Rock Economy. Musica ed economia, due materie, due “strumenti”che è meglio non suonare insieme per evitare steccate. Sia chiaro, ci sta che Adriano Celentano dedichi una canzone all’artigiano, al maestro di bottega che trasforma la materia e che spesso crea con le sue mani meravigliosi prodotti, e che oggi non solo rischia l’estinzione, ma anche il crudele soffocamento per mano del fisco. È il simbolo di un’intera nazione che sente crescere, anno dopo anno, il peso delle tasse. Però, questo macigno non è nato per colpa di una “dittatura” europea da rovesciare per instaurare finalmente un ipotetico “governo democratico dell’Europa”, come sembrerebbe dai discorsi dei “quattro amici al bar” Fitoussi, Rizzo, Stella e Celentano (a cui si aggiunge poi il “disturbatore” Morandi).
Va bene prendersela con il rigore e l’austerità individuati, in maniera discutibile, come cura alla crisi. Va bene anche ricordare che questo assetto è l’optimum per alcuni paesi europei che possono trarne beneficio a danni di altri. Ma come si pensa di far cambiare idea al “blocco” dell’Europa del Nord? Chiamandone in causa i popoli, che sono meglio dei loro governanti? Pensano davvero Celentano e i suoi “soci” che i cittadini tedeschi, finlandesi, olandesi, ecc. siano pronti a rinunciare a parte del proprio “benessere” per far fare meno sacrifici ai cittadini greci, spagnoli, portoghesi, italiani? Ho seri dubbi in merito. Basterebbe farsi questa domanda: potendo scegliere, gli italiani sarebbero pronti a rinunce per aiutare i greci che stanno peggio di loro?
L’Europa, purtroppo, esiste ancora solo sulla carta.
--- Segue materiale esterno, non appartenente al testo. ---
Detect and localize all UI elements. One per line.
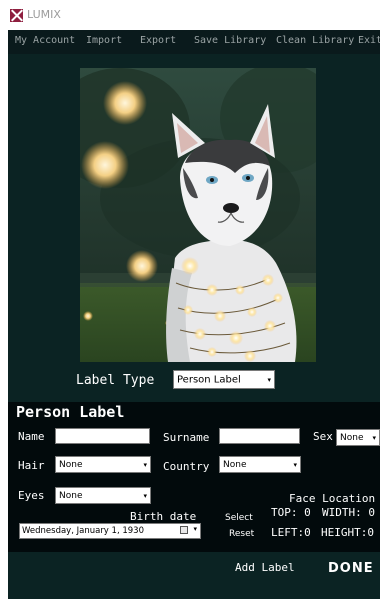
hair-label: Hair: [18, 459, 45, 472]
face-location-title: Face Location: [289, 492, 376, 505]
birth-date-picker[interactable]: Wednesday, January 1, 1930 ▾: [19, 523, 201, 539]
sex-value: None: [340, 432, 364, 443]
select-button[interactable]: Select: [225, 513, 253, 523]
panel-title: Person Label: [16, 403, 125, 421]
label-type-select[interactable]: Person Label ▾: [173, 370, 275, 389]
husky-photo-image: [80, 68, 316, 362]
menu-import[interactable]: Import: [86, 35, 122, 46]
face-height-value: HEIGHT:0: [321, 526, 374, 539]
done-button[interactable]: DONE: [328, 561, 374, 576]
chevron-down-icon: ▾: [193, 525, 197, 533]
face-top-value: TOP: 0: [271, 506, 311, 519]
reset-button[interactable]: Reset: [229, 529, 254, 539]
country-select[interactable]: None ▾: [219, 456, 301, 473]
country-value: None: [223, 459, 247, 470]
face-width-value: WIDTH: 0: [322, 506, 375, 519]
menu-my-account[interactable]: My Account: [15, 35, 75, 46]
label-type-label: Label Type: [76, 373, 155, 388]
chevron-down-icon: ▾: [143, 491, 147, 500]
app-logo-icon: [10, 9, 23, 22]
app-window: LUMIX My Account Import Export Save Libr…: [0, 0, 380, 599]
birth-date-value: Wednesday, January 1, 1930: [22, 526, 144, 536]
add-label-button[interactable]: Add Label: [235, 561, 295, 574]
labeled-photo[interactable]: [80, 68, 316, 362]
menu-save-library[interactable]: Save Library: [194, 35, 266, 46]
name-label: Name: [18, 430, 45, 443]
menu-export[interactable]: Export: [140, 35, 176, 46]
face-left-value: LEFT:0: [271, 526, 311, 539]
chevron-down-icon: ▾: [143, 460, 147, 469]
chevron-down-icon: ▾: [372, 433, 376, 442]
app-title: LUMIX: [27, 8, 61, 21]
birth-date-label: Birth date: [130, 510, 197, 523]
surname-label: Surname: [163, 431, 210, 444]
sex-select[interactable]: None ▾: [336, 429, 380, 446]
chevron-down-icon: ▾: [293, 460, 297, 469]
hair-select[interactable]: None ▾: [55, 456, 151, 473]
app-body: My Account Import Export Save Library Cl…: [8, 30, 380, 599]
sex-label: Sex: [313, 430, 333, 443]
eyes-select[interactable]: None ▾: [55, 487, 151, 504]
name-input[interactable]: [55, 428, 150, 444]
eyes-value: None: [59, 490, 83, 501]
eyes-label: Eyes: [18, 489, 45, 502]
calendar-icon: [180, 526, 188, 534]
menu-bar: My Account Import Export Save Library Cl…: [8, 30, 380, 54]
menu-clean-library[interactable]: Clean Library: [276, 35, 354, 46]
menu-exit[interactable]: Exit: [358, 35, 380, 46]
label-type-value: Person Label: [177, 374, 241, 385]
hair-value: None: [59, 459, 83, 470]
surname-input[interactable]: [219, 428, 300, 444]
country-label: Country: [163, 460, 210, 473]
title-bar: LUMIX: [0, 0, 380, 30]
chevron-down-icon: ▾: [267, 375, 271, 384]
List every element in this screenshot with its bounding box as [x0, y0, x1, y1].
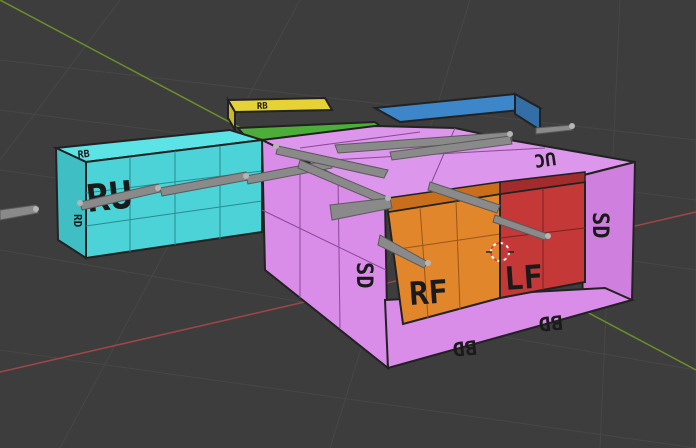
red-block-label: LF: [503, 257, 544, 298]
cyan-block-side-label: RD: [71, 214, 84, 228]
pink-block-bottom-right-label: BD: [538, 310, 564, 336]
orange-block-label: RF: [408, 272, 449, 313]
yellow-block-label: RB: [257, 102, 269, 112]
pink-block-bottom-left-label: BD: [452, 335, 478, 361]
3d-viewport[interactable]: RB RU RB RD: [0, 0, 696, 448]
pink-block-top-label: UC: [533, 147, 557, 171]
cyan-block-top-label: RB: [77, 149, 90, 161]
pink-block-side-right-label: SD: [587, 212, 612, 239]
pink-block-side-left-label: SD: [351, 262, 376, 289]
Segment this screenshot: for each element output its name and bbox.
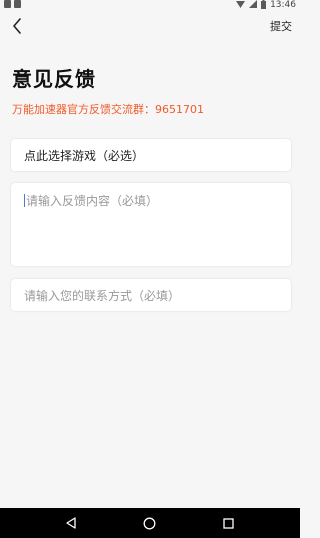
status-indicators: 13:46 xyxy=(236,0,296,10)
game-select-label: 点此选择游戏（必选） xyxy=(24,148,145,163)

Quel che è peggio è che carta moneta. Ormai tornare indietro ai “confini” di un tempo sembra impossibile, ma anche andare avanti verso un’unità politica europea. Ma non perché dei governi lontani dal popolo non vogliano cedere la propria sovranità nazionale. Il punto è che sono i popoli stessi che non ne vogliono sapere di dare potere alla “lontana” Bruxelles. Anzi, in alcuni casi sentono persino lontana la propria capitale nazionale e vorrebbero “autonomia”, “secessione”, “indipendenza”.
La verità è che la crisi, questa crisi, non è come tutte le altre. Dura da troppi anni e anche gli Stati Uniti, che hanno scelto una strada diversa da quella del rigore, non ne sono ancora venuti fuori del tutto. È quindi impossibile pensare che tutto tornerà come prima, che ci saranno le stesse condizioni di prima. E per quel che riguarda il macigno oppressivo delle tasse, non è un problema nuovo per l’Italia. Ma da anni c’è chi dice che è possibile ridurlo e non per forza “scaricandolo” sulle spalle di chi ha di più, di chi è più ricco.
Caro Adriano, se vogliamo risolvere i problemi del povero artigiano partiamo da qui, senza puntare il dito verso un lontano e invisibile nemico. Partiamo dall’Italia e dalle scelte del suo governo. Dalle immutabili condizioni, dalla difesa dei molteplici interessi particolari, che rendono impossibile, più che difficile, una riduzione delle tasse. Il resto it’s only rock ‘n roll.